Because this isn’t a blood test, it’s not going to give you results that are specific to you. For example, it’s not going to tell you whether or not you are lactose intolerant. However, based on your genotype, it’ll let you know if you have a higher or lower chance of developing lactose intolerance. Similarly, it won’t tell you where you currently stand in the obesity index. Instead, it’ll tell you, based on your genetic factors, whether you are at risk of becoming overweight.
Therefore, taking the nutrition test gives you insight into how your body is likely to function based on your genotype. And, there’s a lot of it, covering diet, weight loss, metabolic health factors, nutritional needs, food reactions, and eating behaviours, all of which will help you get to know your body better.
The fitness results are just as expansive. It offers insights into pain tolerance, predisposition to hypertension during exercise, and risk for injury. For example, I’ve learned that my acvr1b allele often means naturally stronger muscles and that I may have higher bone mineral density, so I have lower chances of getting a bone-related injury. However, I also have a slightly increased risk for developing osteoarthritis and tendinopathy.
These two tests will undoubtedly offer a deeper understanding of your body, and they’re great if you want to personalise your diet and/or home your fitness regimen and daily workout.
Dynamic DNA test review: verdict
Is Dynamic DNA worth using over other direct-to-consumer genetic testing companies?
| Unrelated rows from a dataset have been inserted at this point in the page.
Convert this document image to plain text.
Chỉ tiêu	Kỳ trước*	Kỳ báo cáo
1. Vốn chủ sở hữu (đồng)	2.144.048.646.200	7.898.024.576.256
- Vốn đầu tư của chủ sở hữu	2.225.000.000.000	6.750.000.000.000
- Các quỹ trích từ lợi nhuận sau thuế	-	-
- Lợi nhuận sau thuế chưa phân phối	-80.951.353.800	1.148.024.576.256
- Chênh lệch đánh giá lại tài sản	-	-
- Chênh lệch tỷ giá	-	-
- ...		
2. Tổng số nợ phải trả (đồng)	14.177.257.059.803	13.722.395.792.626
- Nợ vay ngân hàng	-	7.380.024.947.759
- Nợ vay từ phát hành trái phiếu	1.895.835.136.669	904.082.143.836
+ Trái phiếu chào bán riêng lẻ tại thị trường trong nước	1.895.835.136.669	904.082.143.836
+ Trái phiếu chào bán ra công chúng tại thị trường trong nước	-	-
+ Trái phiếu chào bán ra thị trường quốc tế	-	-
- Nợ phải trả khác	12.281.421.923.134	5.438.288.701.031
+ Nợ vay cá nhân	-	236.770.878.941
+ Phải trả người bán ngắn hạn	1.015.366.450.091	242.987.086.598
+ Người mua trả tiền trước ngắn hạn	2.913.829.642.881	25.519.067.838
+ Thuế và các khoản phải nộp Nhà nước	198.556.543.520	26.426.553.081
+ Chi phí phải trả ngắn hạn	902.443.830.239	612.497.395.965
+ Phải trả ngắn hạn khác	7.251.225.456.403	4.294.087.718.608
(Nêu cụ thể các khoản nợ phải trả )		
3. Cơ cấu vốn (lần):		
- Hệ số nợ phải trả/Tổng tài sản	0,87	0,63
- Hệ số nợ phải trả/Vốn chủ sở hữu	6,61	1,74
Because its database is not as expansive as its rivals, you’re likely to get more accurate and detailed results from more established companies. They have, after all, a much more extensive database with which to weigh your data.
On the other hand, if you’re looking for deeper insight into your genetic predispositions regarding food, diet, and exercise, Dynamic DNA’s fitness and nutrition tests will give you just that. You’ll get general and very specific data to help you nail down your personalised diet and fitness routine to live your best life.
Dynamic DNA test review: alternatives to consider
Out of all the personal DNA testing services, 23andMe is probably the most name-dropped. The company’s Health+Ancestry DNA test is one of the most popular out there, and their database is extensive enough to offer precise key details like from which region in France, for example, you can trace your lineage. At $199, this dual test is a great value, considering what you’re getting.
If you only want to focus on ancestry, Ancestry DNA is said to have the largest database out of all the testing services out there. And, its reports are so thorough you can use your results to find distant family members and unknown relatives. This service starts at $99.